Troy Queef

TROY TESTS…

by
troyqueef.jpgThe insistent urgency of the alarm shatters my shallow sleep like so many rocks thrown through the window of a fresh morning. Yet in truth my sleep’s fitful unrest has given me precious little perchance to dream. After all, how could I truly take a business class return to the Land of Nod when I knew what was awaiting as soon as the sun made its sneaky creep over the horizon’s lazy threshold. Clothes are thrown on with a careless speed that would make Gok Wan gasp. A breakfast is ingested with a vainglorious velocity that would cause a wolf blush. All functional actions seem to happen at the breathless and breakneck of a Buster Keaton DVD jammed on four times fast forward. At last I leave the house with the urgency of a diarrhea wracked cheetah and there in front of me is the reason for all this early a.m. hurrying and harrying: a perfect shape draped in ravishing red paintwork sits four square on the driveway. Oasis said Dig Out Your Soul. No need for digging Noel, my Soul is right here before me.

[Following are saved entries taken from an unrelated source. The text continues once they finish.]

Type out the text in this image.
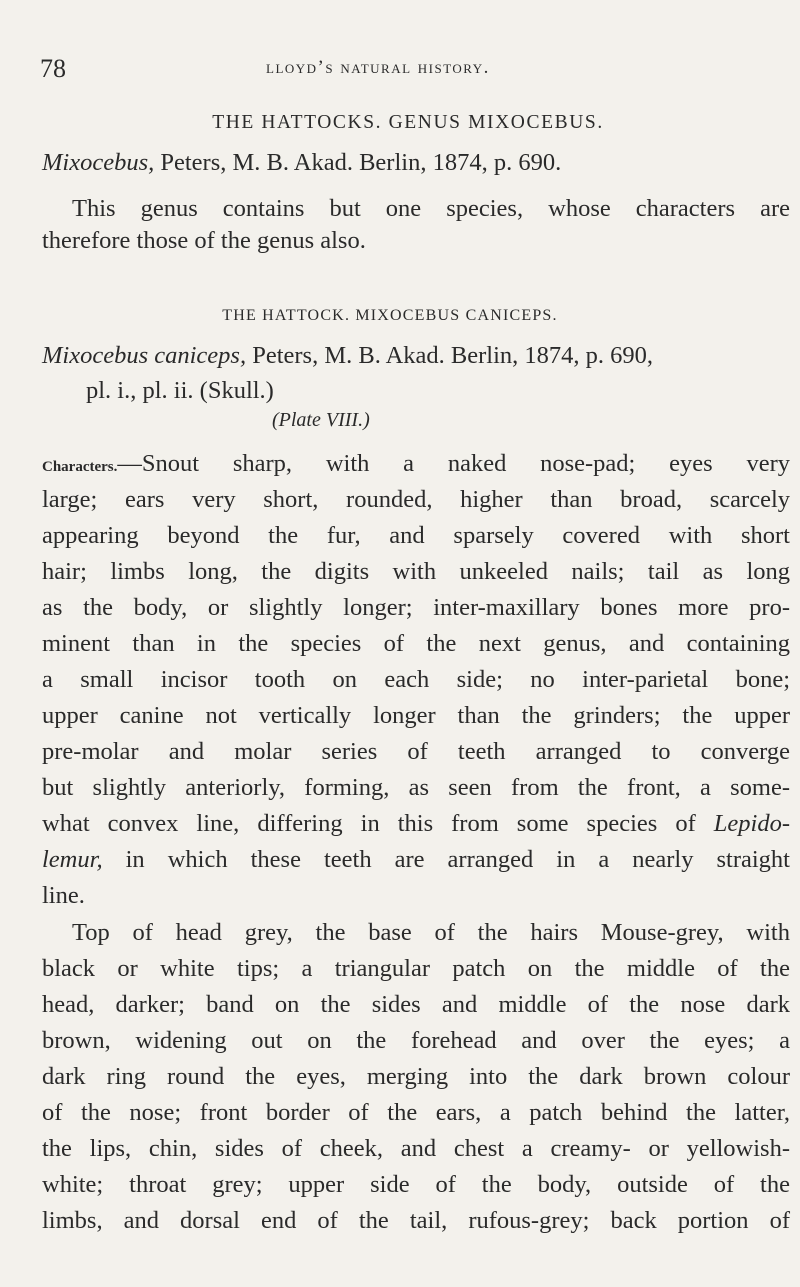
78	lloyd’s natural history.
THE HATTOCKS. GENUS MIXOCEBUS.
Mixocebus, Peters, M. B. Akad. Berlin, 1874, p. 690.
This genus contains but one species, whose characters are
therefore those of the genus also.
THE HATTOCK. MIXOCEBUS CANICEPS.
Mixocebus caniceps, Peters, M. B. Akad. Berlin, 1874, p. 690,
pl. i., pl. ii. (Skull.)
(Plate VIII.)
Characters.—Snout sharp, with a naked nose-pad; eyes very
large; ears very short, rounded, higher than broad, scarcely
appearing beyond the fur, and sparsely covered with short
hair; limbs long, the digits with unkeeled nails; tail as long
as the body, or slightly longer; inter-maxillary bones more pro-
minent than in the species of the next genus, and containing
a small incisor tooth on each side; no inter-parietal bone;
upper canine not vertically longer than the grinders; the upper
pre-molar and molar series of teeth arranged to converge
but slightly anteriorly, forming, as seen from the front, a some-
what convex line, differing in this from some species of Lepido-
lemur, in which these teeth are arranged in a nearly straight
line.
Top of head grey, the base of the hairs Mouse-grey, with
black or white tips; a triangular patch on the middle of the
head, darker; band on the sides and middle of the nose dark
brown, widening out on the forehead and over the eyes; a
dark ring round the eyes, merging into the dark brown colour
of the nose; front border of the ears, a patch behind the latter,
the lips, chin, sides of cheek, and chest a creamy- or yellowish-
white; throat grey; upper side of the body, outside of the
limbs, and dorsal end of the tail, rufous-grey; back portion of
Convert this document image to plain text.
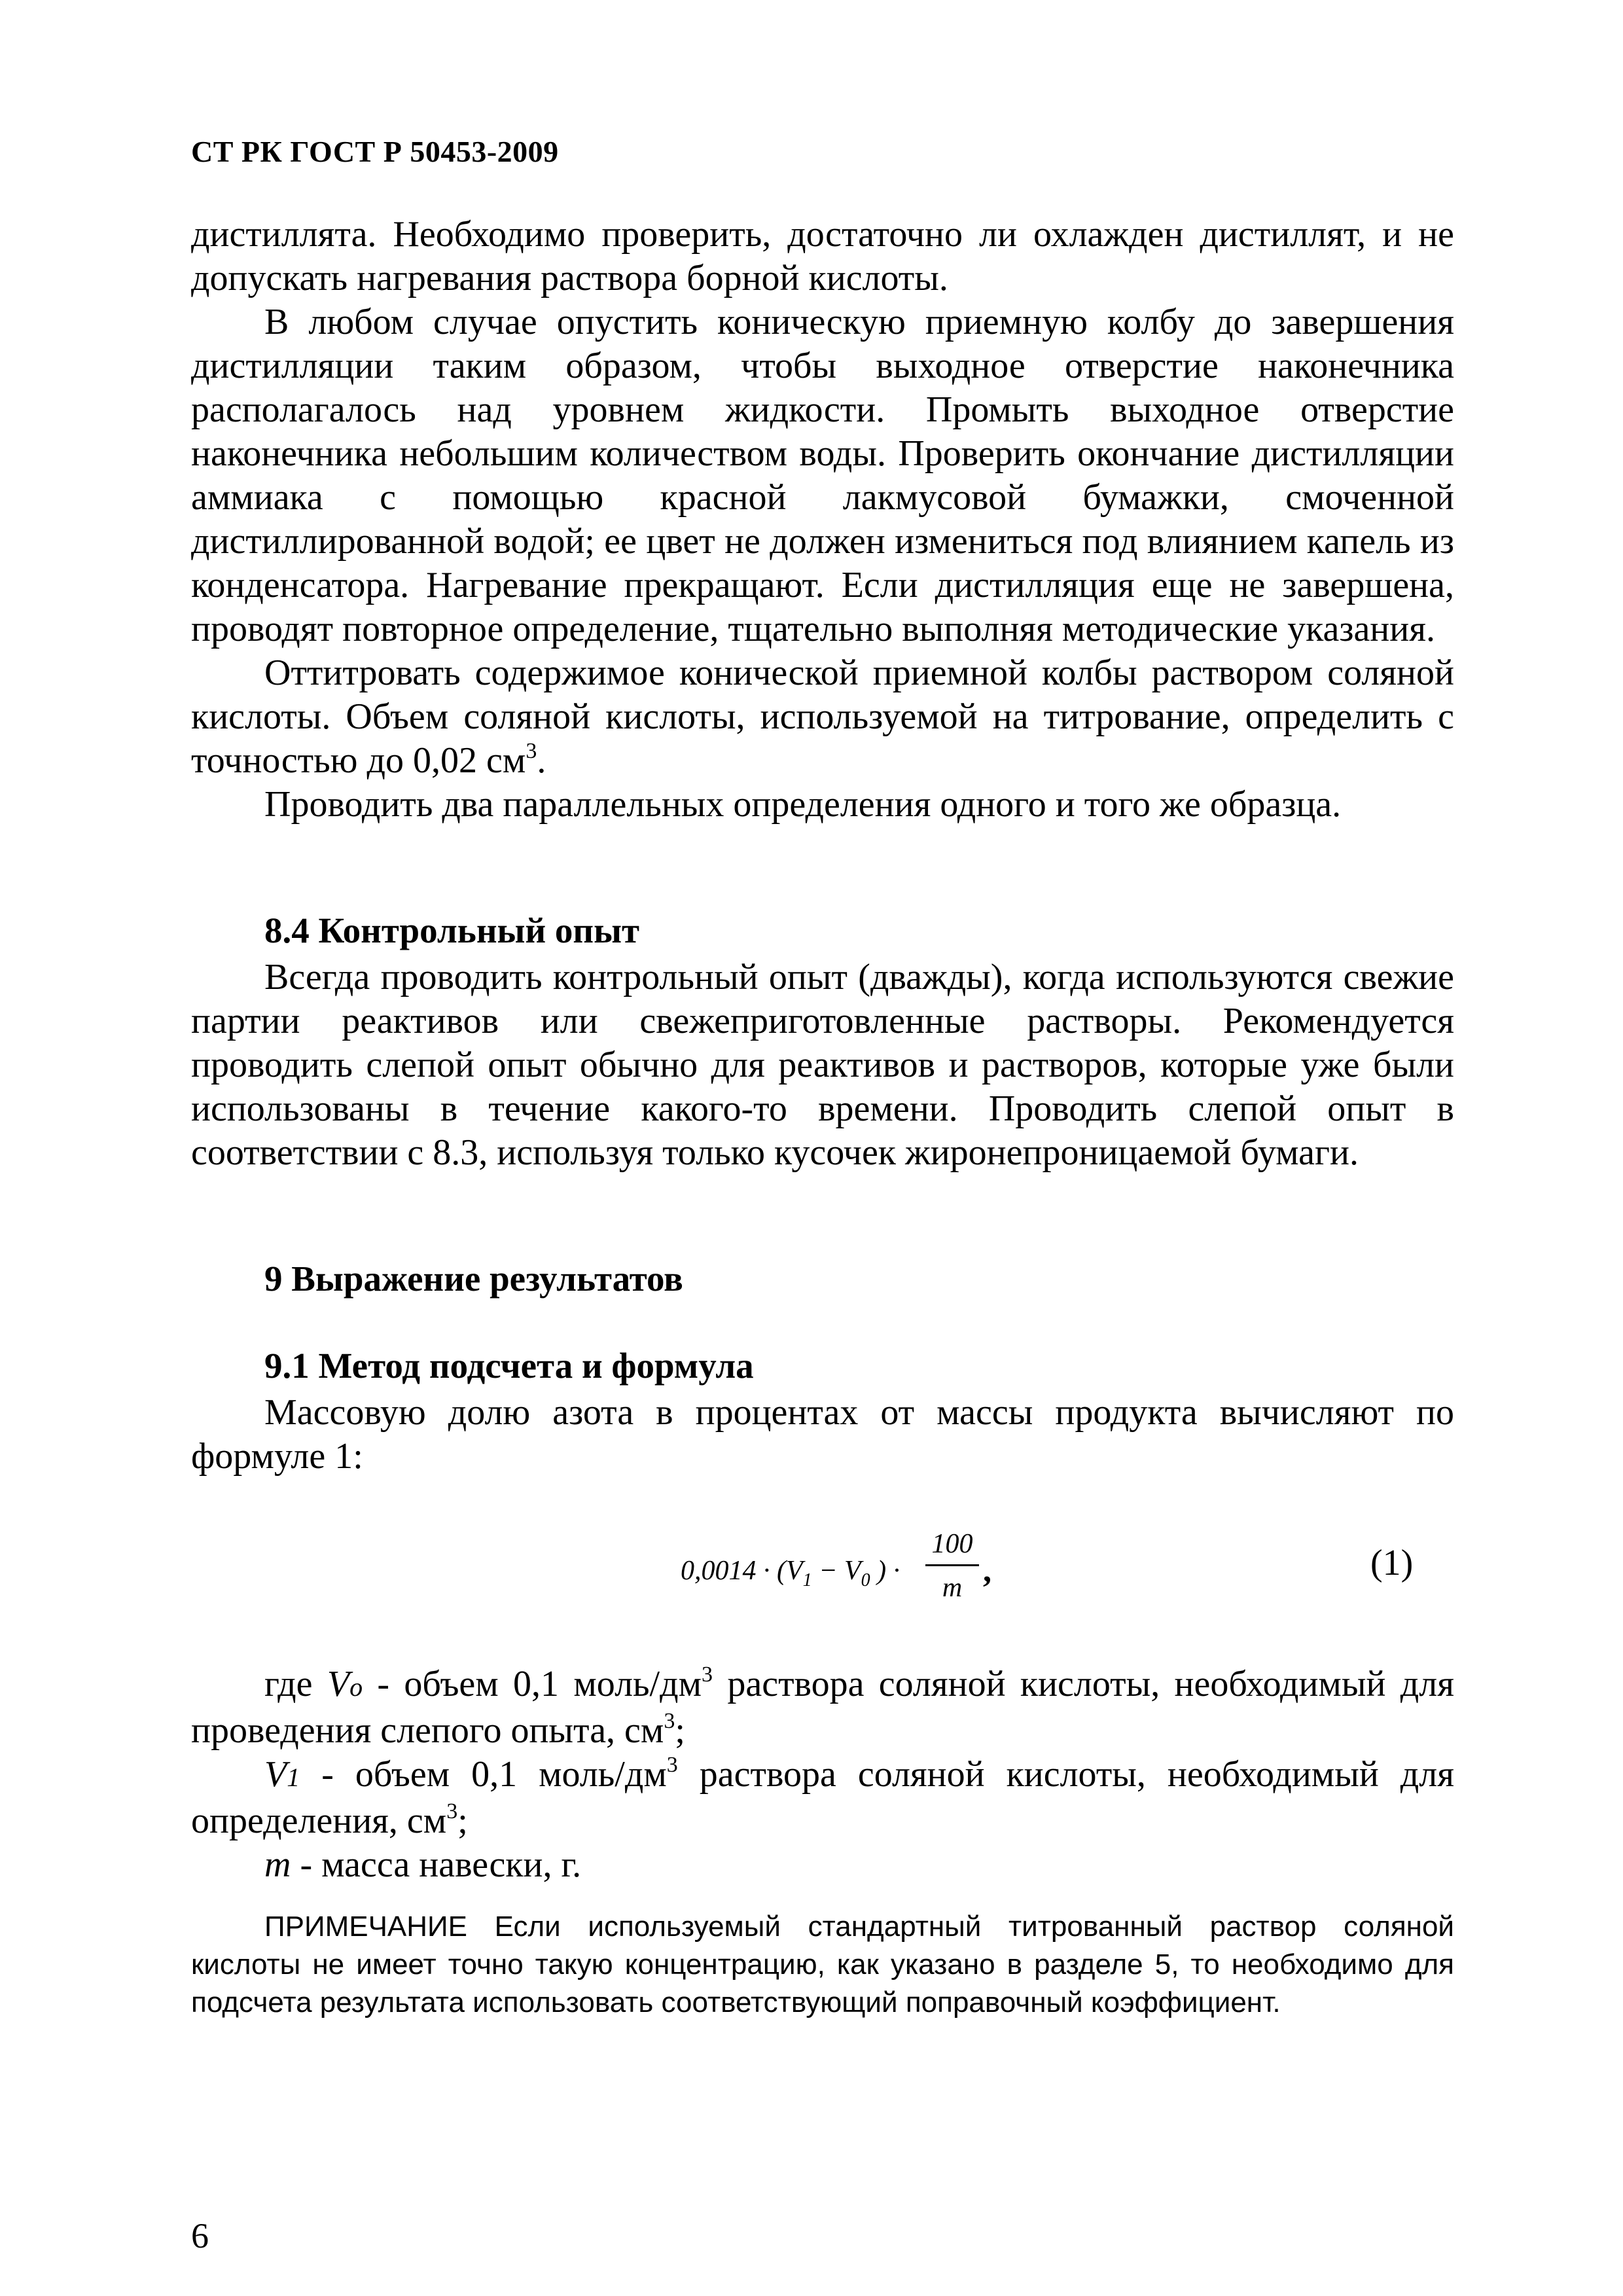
СТ РК ГОСТ Р 50453-2009

дистиллята. Необходимо проверить, достаточно ли охлажден дистиллят, и не допускать нагревания раствора борной кислоты.

В любом случае опустить коническую приемную колбу до завершения дистилляции таким образом, чтобы выходное отверстие наконечника располагалось над уровнем жидкости. Промыть выходное отверстие наконечника небольшим количеством воды. Проверить окончание дистилляции аммиака с помощью красной лакмусовой бумажки, смоченной дистиллированной водой; ее цвет не должен измениться под влиянием капель из конденсатора. Нагревание прекращают. Если дистилляция еще не завершена, проводят повторное определение, тщательно выполняя методические указания.

Оттитровать содержимое конической приемной колбы раствором соляной кислоты. Объем соляной кислоты, используемой на титрование, определить с точностью до 0,02 $см^3$.

Проводить два параллельных определения одного и того же образца.

8.4 Контрольный опыт

Всегда проводить контрольный опыт (дважды), когда используются свежие партии реактивов или свежеприготовленные растворы. Рекомендуется проводить слепой опыт обычно для реактивов и растворов, которые уже были использованы в течение какого-то времени. Проводить слепой опыт в соответствии с 8.3, используя только кусочек жиронепроницаемой бумаги.

9 Выражение результатов
9.1 Метод подсчета и формула

Массовую долю азота в процентах от массы продукта вычисляют по формуле 1:

$0,0014 \cdot (V_1 - V_0$ ) ·
100
m ,	(1)

где Vo - объем 0,1 моль/$дм^3$ раствора соляной кислоты, необходимый для проведения слепого опыта, $см^3$;

V1 - объем 0,1 моль/$дм^3$ раствора соляной кислоты, необходимый для определения, $см^3$;

m - масса навески, г.

ПРИМЕЧАНИЕ Если используемый стандартный титрованный раствор соляной кислоты не имеет точно такую концентрацию, как указано в разделе 5, то необходимо для подсчета результата использовать соответствующий поправочный коэффициент.
6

That’s right, the sensuous steed that stirred my slumbers is Kia’s new family friendly funkster, a tantalising take on the age old question of how to make a B/C-segment five door sing with a little more zing. The Soul’s style certainly takes that eternal question mark and drop kicks it into a week on Thursday; you won’t mistake this kid karting, dog dropping, teenager toting, bicycle barracking , windsurfer whisking multi-tasking marvel for a feebly fenestrated van. This Kia sits loud and proud, comfortable in its own artfully blocky skin.

The question is, does the Soul stir the soul where it matters, out on the toughest set of twisties the East Midlands can serve up? The answer is an emphatic, let’s find out. With the oils warmed through I set vectors for the heart of the red line and feel the motor spin as smooth as Liberace’s bathrobe. Grab another gear, change as precise as a brain surgeon’s Breitling, already this funk Soul brother is playing wah-wah with my heart. The road starts to buck and weave like a bronco playing basketball and Kia begins to serve up the meat of its Soul food. Each bump is soaked up like an oily Korean sponge as the chassis keys into the road and clings on like a Velcro cat in glue factory. Hard inputs through the transparent and tenacious steering elicit swift and decisive actions that let you know for sure that this Soul train corners like it’s on rails. I am a Soul singer, coming in hot and heavy. All at once I lift off, feel the tail step wide, give it a dab of oppo and I’m away.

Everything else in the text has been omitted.